Depois dos grandes sinais no momento da morte de Jesus, e entrega do seu espírito ao Pai, ao terceiro dia, como tinha sido anunciado, grandes sinais se repetiram na sua ressurreição. Mateus descreve esses momentos e explica como surgiram boatos por parte dos líderes judaicos em relação à ressurreição de Cristo, numa tentativa de negação, alegando que o corpo de Jesus tinha sido retirado pelos seus seguidores e não ressuscitado, comprando os soldados que guardavam o túmulo, os primeiros a anunciarem o Cristo ressurreto.
Tenho para mim que ser cristão é aceitar a historicidade da ressurreição, caso contrário, seria vago pensar o Cristianismo, unicamente, com base em valores éticos e filosóficos. Acreditar na ressurreição é acreditar na vida eterna – nada faz sentido, dizia o apóstolo Paulo, se Cristo não tivesse realmente ressuscitado, se Cristo não vencesse a morte.

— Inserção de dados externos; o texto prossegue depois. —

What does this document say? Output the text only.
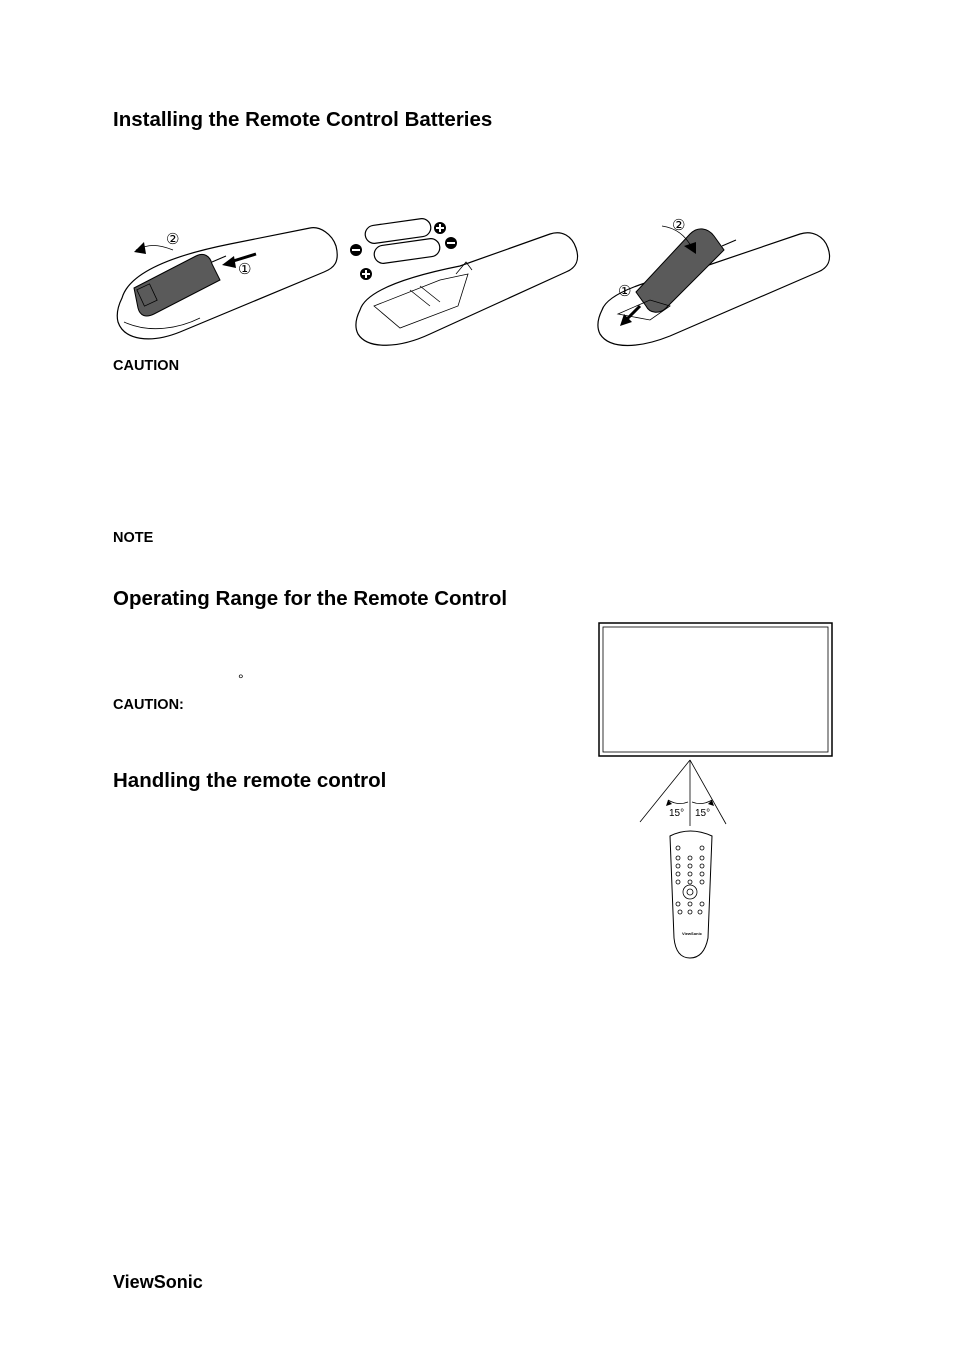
Installing the Remote Control Batteries
Operating Range for the Remote Control
Handling the remote control
CAUTION
NOTE
CAUTION:
°
ViewSonic
②
①
②
①
15° 15°
ViewSonic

Os próprios discípulos, que tinham fugido e até negado Jesus, por medo, desde a traição e entrega do Senhor por Judas Iscariotes, superam esse medo e abraçam a fé fortalecida em Jesus, com a prova da ressurreição de Cristo.
«Os onze discípulos partiram para a Galileia, para o monte que Jesus lhes tinha indicado. Quando o viram, adoraram-no; alguns, no entanto, ainda duvidavam. Aproximando-se deles, Jesus disse-lhes:
Foi-me dado todo o poder no Céu e na Terra. Ide, pois, fazei discípulos de todos os povos, baptizando-os em nome do Pai, do Filho e do Espírito Santo, ensinando-os a cumprir tudo quanto vos tenho mandado. E sabei que Eu estarei sempre convosco até ao fim dos tempos.»
(Mt. 28:16-20)
A fé, por si só, é vulnerável, carece da fundação e dos alicerces da sagrada escritura, da sua exegese, do entendimento do pensamento cristão e das pontes entre as evidencias bíblicas, em paralelo com as históricas e arqueológicas, com o distanciamento temporal, cultural e dos autores bíblicos…
Deste modo, partilho estas “ilustrações” de uma aprendizagem, aqui focada no contexto da Paixão de Cristo e sua ressurreição, acompanhada pelo Evangelho de Mateus.
Vejamos a glória de Nosso Senhor Jesus Cristo pelo “espectro” da cruz, em união com Ele, agora e sempre!